A charity of nuns and other religious nonprofits who contested Obamacare’s birth control rules will plead their case to the Supreme Court on March 23.
Oral arguments in the case, Zubik v. Burwell, will mark the fourth time the justices have weighed in on President Obama’s signature law — the Affordable Care Act — and the second time it’s heard from devout employers who object to the administration’s “contraception mandate.”
Religious nonprofits are pushing for a full exemption from the regulation, an outgrowth of the Affordable Care Act of 2010 that requires employers to cover 20 types of FDA-approved contraceptives in their plans or else pay crippling fines.
The justices shielded certain corporations from the contraception mandate in 2014, citing protections within the Religious Freedom Restoration Act (RFRA) of 1993. This term, the court will look beyond the mandate itself and decide if the government’s attempt at compromise for the objecting nonprofits still imposes an undue burden.
The Little Sisters of the Poor, a group of nuns who provide elder care, and a line of Catholic archdioceses and Christian colleges say an “accommodation” furnished by the Health and Human Services Department clears the way for a third party to provide drugs and services they view as sinful, particularly morning-after pills they equate with abortion.
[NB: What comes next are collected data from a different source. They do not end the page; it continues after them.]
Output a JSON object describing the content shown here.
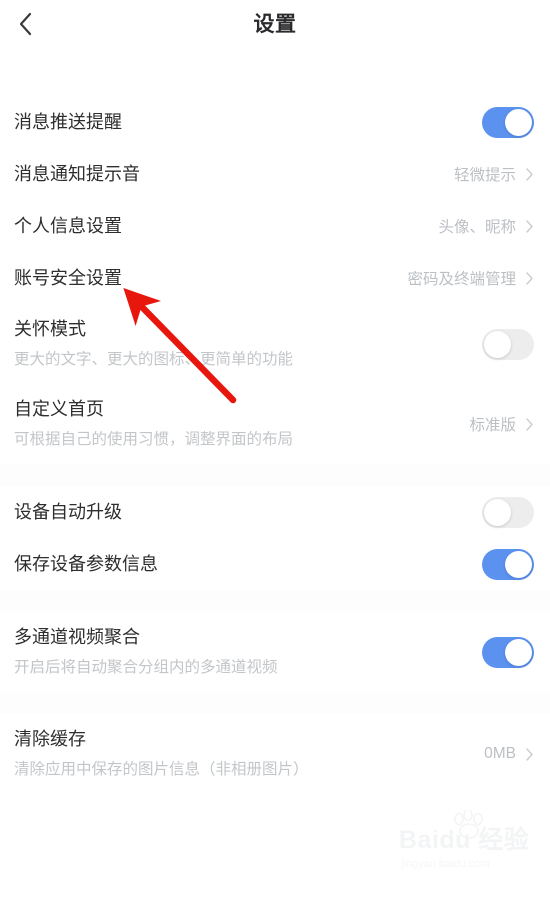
{
  "header": {
    "title": "设置",
    "back_icon": "chevron-left-icon"
  },
  "sections": [
    {
      "rows": [
        {
          "title": "消息推送提醒",
          "control": "toggle",
          "state": "on"
        },
        {
          "title": "消息通知提示音",
          "control": "value",
          "value": "轻微提示"
        },
        {
          "title": "个人信息设置",
          "control": "value",
          "value": "头像、昵称"
        },
        {
          "title": "账号安全设置",
          "control": "value",
          "value": "密码及终端管理"
        },
        {
          "title": "关怀模式",
          "subtitle": "更大的文字、更大的图标、更简单的功能",
          "control": "toggle",
          "state": "off"
        },
        {
          "title": "自定义首页",
          "subtitle": "可根据自己的使用习惯，调整界面的布局",
          "control": "value",
          "value": "标准版"
        }
      ]
    },
    {
      "rows": [
        {
          "title": "设备自动升级",
          "control": "toggle",
          "state": "off"
        },
        {
          "title": "保存设备参数信息",
          "control": "toggle",
          "state": "on"
        }
      ]
    },
    {
      "rows": [
        {
          "title": "多通道视频聚合",
          "subtitle": "开启后将自动聚合分组内的多通道视频",
          "control": "toggle",
          "state": "on"
        }
      ]
    },
    {
      "rows": [
        {
          "title": "清除缓存",
          "subtitle": "清除应用中保存的图片信息（非相册图片）",
          "control": "value",
          "value": "0MB"
        }
      ]
    }
  ],
  "annotation": {
    "type": "arrow",
    "color": "#e8170e",
    "target": "账号安全设置"
  },
  "watermark": {
    "brand": "Baidu 经验",
    "site": "jingyan.baidu.com",
    "logo_icon": "paw-icon"
  },
  "colors": {
    "accent_on": "#5b92f0",
    "track_off": "#ededee",
    "title_text": "#2e2e30",
    "value_text": "#bcc0c4",
    "annotation_red": "#e8170e"
  }
}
“After promising that the Little Sisters’ religious beliefs would be protected, the government created a new regulation requiring the Little Sisters change their healthcare plan to offer drugs that violate Catholic teaching,” the Becket Fund for Religious Liberty said in a statement announcing the date of argument.
The Justice Department will submit their main brief to the court in the coming days. At the circuit level, its attorneys compared the nonprofits to conscientious objectors who duck the draft and then want to block the government from naming someone else to fight.